2. Analyze Your Operation Trends
Track your day-to-day operations, and over time, you’ll be able to cut down staff that may not be necessary on certain days or shifts. When managers watch service trends, they’ll be able to make schedules a week or two in advance to help make the entire restaurant more efficient.
Scheduling should also be done based on sales forecasts. For example, let’s assume that you need to have 15 employees working on a Friday night during your busy season. Knowing your service trends, you determine that sales fall by 30% after August 30 when your busy season comes to an end. If you still have 15 employees on the floor, you’re going to increase your labor costs for no reason.
You need to use previous data to be able to predict sales accurately. When you’re able to predict sales, you’ll be able to schedule the right number of employees — whether it’s more or less.
3. Don’t Be Afraid to Invest in Scheduling Tools
When you invest in scheduling tools, you’re able to help automate shift management and provide managers with the tools they need to work faster. Management costs will fall, double scheduling will not occur and employees will be kept happier because of accurate scheduling with no conflicts.

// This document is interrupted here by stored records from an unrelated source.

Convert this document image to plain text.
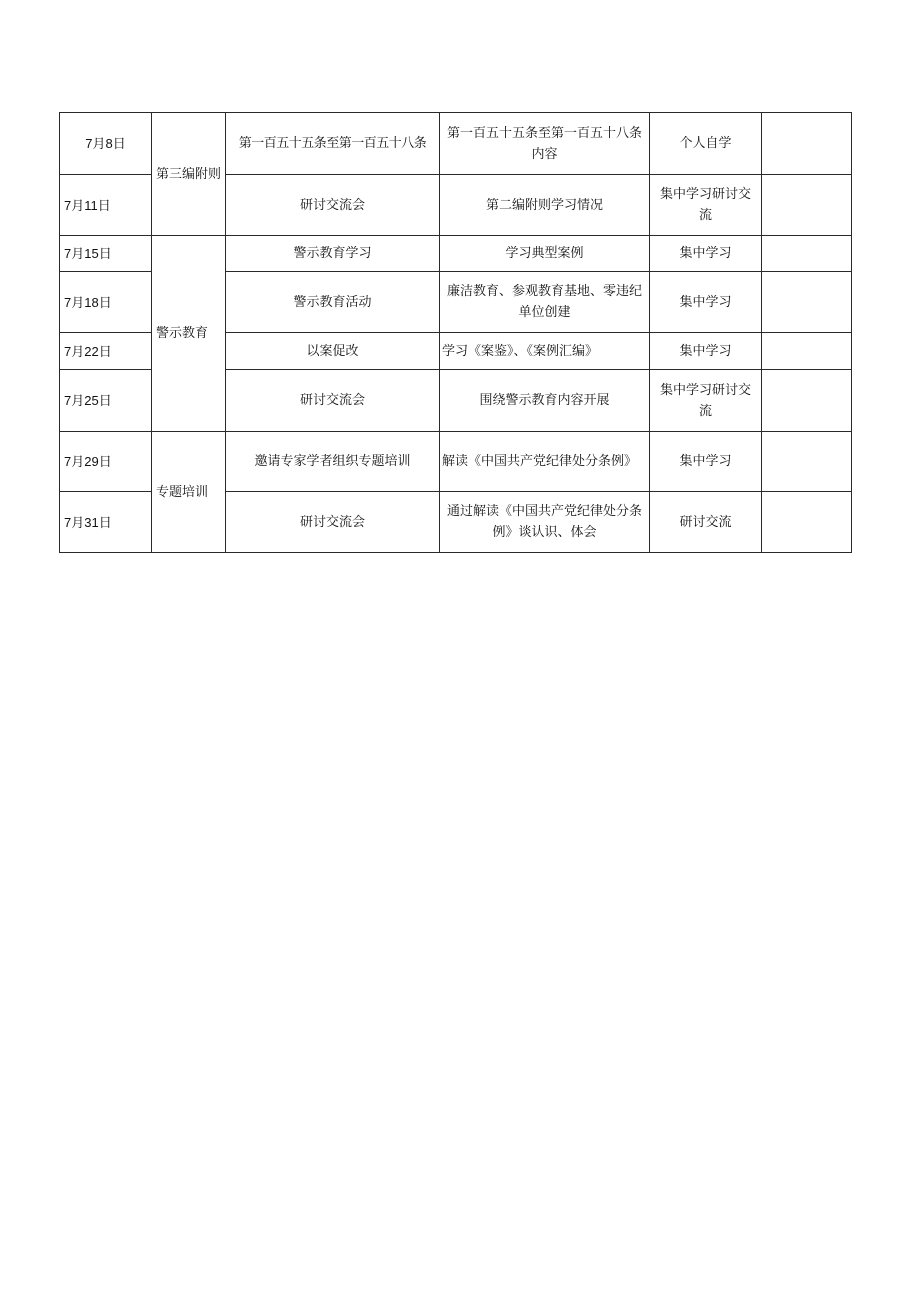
7月8日	第三编附则	第一百五十五条至第一百五十八条	第一百五十五条至第一百五十八条内容	个人自学	
7月11日		研讨交流会	第二编附则学习情况	集中学习研讨交流	
7月15日	警示教育	警示教育学习	学习典型案例	集中学习	
7月18日		警示教育活动	廉洁教育、参观教育基地、零违纪单位创建	集中学习	
7月22日		以案促改	学习《案鉴》、《案例汇编》	集中学习	
7月25日		研讨交流会	围绕警示教育内容开展	集中学习研讨交流	
7月29日	专题培训	邀请专家学者组织专题培训	解读《中国共产党纪律处分条例》	集中学习	
7月31日		研讨交流会	通过解读《中国共产党纪律处分条例》谈认识、体会	研讨交流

4. Incorporate Employee Collaboration Tools
Managing schedules is a lot easier and less timely when there are collaboration tools in place.
Consider using the following collaboration methods:
- Employee-only Facebook groups
- Email distribution lists
- In-house software
If the person who normally does scheduling is overwhelmed, it may be time to have a new set of eyes look over the process. Perhaps you can hire someone to analyze the scheduling so that you can lower management costs, labor costs and run a better service.
5. Schedule Fewer Employees
Having more employees doesn’t mean that the customer experience or service will be better. The goal is to ensure that scheduling allows for orders to flow, but you don’t want:
- Employees working at half speed
- Employees sitting around bored
- Employees with nothing to do
A lot of owners will schedule to the point where they think that they’ll need just one additional person on the floor. The lack of the extra person keeps staff moving, reduces wasted time and sitting around, and pushes employees with a “sense of urgency.”
6. Remove or Retrain Underperforming Staff Members
If you can crunch the numbers, you’ll be able to determine which staff members are most efficient. Perhaps every server on the floor is able to handle 25 tables a night, but there’s one employee who can only handle 12. You need to retrain this employee so that they can be more efficient in their position.
With that said, if an employee routinely underperforms, it may be time to terminate them and hire someone who is not cutting into labor costs unnecessarily.
Working together with employees and management will be able to provide insights into what works best for your restaurant. You may find that small changes can lead to a big difference in the efficiency of your workforce. A more efficient, lean workforce is one that meets the demands of customers while also lowering overall restaurant costs in the process.